Sephardic Wedding Ceremony
8 many sephardim do not practice yihud seclusion of the bride and groom after the ceremony.
Sephardic wedding ceremony. For this you should consult with a local sephardic rabbi. 7 the text of the wedding berachot is slightly different using a sephardic siddur would solve that problem. Sepharadim have never practiced minhagim 66 until the wedding of the young couple i mentioned above that invoke mourning penitence or even contrition.
In many sephardic communities it is also customary to call the hatan to the tora the day of the wedding when the wedding is celebrated monday or thursday. A wedding day is considered a yom tov a festive event and the sephardic bride and groom do not fast. Nowhere is the richness of the sephardic customs more apparent and more widely embraced than in the traditional sephardic jewish wedding traditions.
There are some wonderful sephardi wedding and engagement customs that trace back to the island of rhodes then turkey now greece where my family lived before coming to america. Traditions beginning with trays of homemade candies prepared especially for an engagement to delicacies for a party for the bano di novia bath of the bride. While wedding ceremonies vary common features of a jewish wedding include a ketubah marriage contract which is signed by two witnesses a chuppah or huppah.
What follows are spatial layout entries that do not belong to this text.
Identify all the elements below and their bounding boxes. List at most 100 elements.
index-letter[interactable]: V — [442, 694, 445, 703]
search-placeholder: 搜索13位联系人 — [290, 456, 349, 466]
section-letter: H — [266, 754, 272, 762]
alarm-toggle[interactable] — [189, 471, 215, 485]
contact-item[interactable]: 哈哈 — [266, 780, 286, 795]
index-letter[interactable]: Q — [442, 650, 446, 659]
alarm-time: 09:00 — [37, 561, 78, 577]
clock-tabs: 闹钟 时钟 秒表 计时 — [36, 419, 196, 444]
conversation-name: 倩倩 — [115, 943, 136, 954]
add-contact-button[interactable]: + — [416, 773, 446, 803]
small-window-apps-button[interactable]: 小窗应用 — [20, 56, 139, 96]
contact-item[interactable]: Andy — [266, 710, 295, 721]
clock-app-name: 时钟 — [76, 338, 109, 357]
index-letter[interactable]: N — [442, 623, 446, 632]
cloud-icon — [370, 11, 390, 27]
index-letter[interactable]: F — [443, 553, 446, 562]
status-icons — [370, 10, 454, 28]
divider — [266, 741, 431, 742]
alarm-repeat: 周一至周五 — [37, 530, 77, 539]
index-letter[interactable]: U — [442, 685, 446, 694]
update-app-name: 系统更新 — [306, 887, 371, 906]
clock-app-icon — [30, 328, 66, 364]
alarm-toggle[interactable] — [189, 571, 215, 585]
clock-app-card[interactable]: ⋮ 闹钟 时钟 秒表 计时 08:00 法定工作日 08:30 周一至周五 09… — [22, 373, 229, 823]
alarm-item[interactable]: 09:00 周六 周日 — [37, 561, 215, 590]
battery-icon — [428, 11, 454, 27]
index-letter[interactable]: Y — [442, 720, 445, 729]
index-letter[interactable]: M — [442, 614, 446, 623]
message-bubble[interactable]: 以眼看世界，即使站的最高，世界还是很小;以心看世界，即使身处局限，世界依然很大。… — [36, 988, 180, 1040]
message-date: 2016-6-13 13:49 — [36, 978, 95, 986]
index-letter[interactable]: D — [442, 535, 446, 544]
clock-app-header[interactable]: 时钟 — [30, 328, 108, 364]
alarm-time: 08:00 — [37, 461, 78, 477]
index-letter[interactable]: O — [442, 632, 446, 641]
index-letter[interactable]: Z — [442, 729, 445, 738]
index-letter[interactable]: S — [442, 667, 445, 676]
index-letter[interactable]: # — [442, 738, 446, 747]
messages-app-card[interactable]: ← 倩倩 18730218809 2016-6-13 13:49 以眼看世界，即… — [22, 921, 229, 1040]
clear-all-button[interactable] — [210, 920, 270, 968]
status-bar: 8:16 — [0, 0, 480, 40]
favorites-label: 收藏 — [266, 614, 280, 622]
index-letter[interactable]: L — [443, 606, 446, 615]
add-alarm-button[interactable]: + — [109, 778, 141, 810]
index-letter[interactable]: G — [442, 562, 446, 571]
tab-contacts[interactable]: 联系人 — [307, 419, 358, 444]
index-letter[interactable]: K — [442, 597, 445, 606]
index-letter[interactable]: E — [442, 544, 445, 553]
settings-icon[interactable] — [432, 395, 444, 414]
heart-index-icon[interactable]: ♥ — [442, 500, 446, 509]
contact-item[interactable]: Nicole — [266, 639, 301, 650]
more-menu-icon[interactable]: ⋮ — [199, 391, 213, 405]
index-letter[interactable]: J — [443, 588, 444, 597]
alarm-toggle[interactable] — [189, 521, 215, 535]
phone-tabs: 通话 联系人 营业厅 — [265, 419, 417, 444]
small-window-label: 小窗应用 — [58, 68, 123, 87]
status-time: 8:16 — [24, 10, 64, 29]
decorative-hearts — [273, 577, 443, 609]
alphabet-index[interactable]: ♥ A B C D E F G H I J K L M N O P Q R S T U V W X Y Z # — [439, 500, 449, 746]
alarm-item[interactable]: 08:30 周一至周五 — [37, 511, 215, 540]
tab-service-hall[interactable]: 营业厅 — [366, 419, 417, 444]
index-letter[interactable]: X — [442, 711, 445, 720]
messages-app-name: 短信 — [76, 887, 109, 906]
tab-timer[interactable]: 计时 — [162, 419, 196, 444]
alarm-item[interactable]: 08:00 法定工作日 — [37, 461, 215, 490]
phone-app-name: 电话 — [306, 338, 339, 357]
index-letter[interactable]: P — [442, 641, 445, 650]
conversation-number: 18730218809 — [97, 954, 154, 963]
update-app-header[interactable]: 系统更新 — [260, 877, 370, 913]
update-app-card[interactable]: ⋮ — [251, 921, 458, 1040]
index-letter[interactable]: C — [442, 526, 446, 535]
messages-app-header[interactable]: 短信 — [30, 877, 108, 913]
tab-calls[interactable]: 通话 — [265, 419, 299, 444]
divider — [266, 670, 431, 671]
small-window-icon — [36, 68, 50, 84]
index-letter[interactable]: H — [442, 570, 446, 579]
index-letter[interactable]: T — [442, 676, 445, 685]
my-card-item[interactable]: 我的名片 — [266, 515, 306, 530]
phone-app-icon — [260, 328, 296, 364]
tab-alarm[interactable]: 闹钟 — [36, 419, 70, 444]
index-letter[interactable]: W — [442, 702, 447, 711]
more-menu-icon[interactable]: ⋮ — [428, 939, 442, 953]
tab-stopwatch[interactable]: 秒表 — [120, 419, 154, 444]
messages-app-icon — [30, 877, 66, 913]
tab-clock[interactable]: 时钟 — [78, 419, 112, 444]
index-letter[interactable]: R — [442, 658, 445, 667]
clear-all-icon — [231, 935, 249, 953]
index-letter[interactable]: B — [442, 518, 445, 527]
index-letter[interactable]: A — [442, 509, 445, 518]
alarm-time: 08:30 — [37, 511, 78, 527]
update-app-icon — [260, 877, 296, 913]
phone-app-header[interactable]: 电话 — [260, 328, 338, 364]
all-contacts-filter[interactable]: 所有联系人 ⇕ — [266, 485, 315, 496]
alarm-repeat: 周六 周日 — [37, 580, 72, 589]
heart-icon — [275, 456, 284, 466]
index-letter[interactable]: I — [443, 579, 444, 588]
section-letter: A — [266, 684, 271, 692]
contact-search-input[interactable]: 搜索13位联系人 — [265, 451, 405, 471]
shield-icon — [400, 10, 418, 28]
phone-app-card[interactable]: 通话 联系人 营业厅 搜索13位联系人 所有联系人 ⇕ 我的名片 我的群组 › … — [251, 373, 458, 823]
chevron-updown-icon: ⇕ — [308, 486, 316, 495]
In the sephardic tradition a wedding celebration begins before the chuppan ceremony. Wedding canopy a ring owned by the groom that is given to the bride under the canopy and the breaking of a glass. During the ceremony the sephardic bride does not circle her groom seven times as is the ashkenazic.
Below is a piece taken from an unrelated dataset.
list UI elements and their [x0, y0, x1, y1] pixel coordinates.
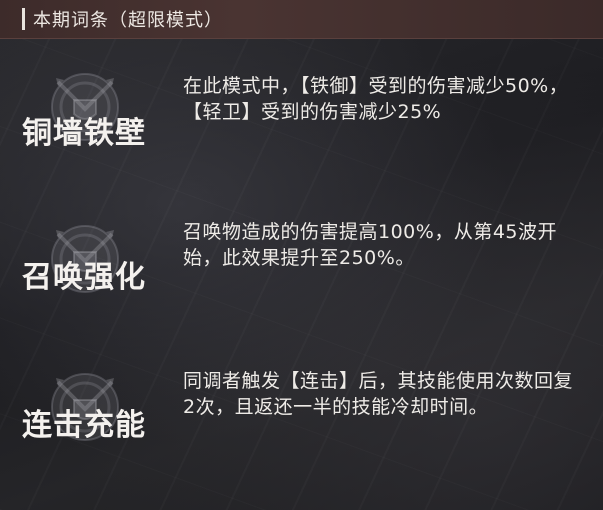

Although both ashkenazi and sephardic jewish weddings include the two ceremonies erusim betrothal and nisuim marriage the minhagim vary quite a bit. In sephardic circles any association with death or tragedy at an auspicious moment like a wedding ceremony would be very much frowned upon and regarded as a bad omen. The chuppan is the canopy under which the bridal couple stand.
A jewish wedding is a wedding ceremony that follows jewish laws and traditions. Many sephardic jews especially jews from morocco begin their wedding celebrations several days before the actual ceremony starting with an elaborate party for the friends of the bride. Also sephardic jews have no tradition of bedeken or veiling of the bride.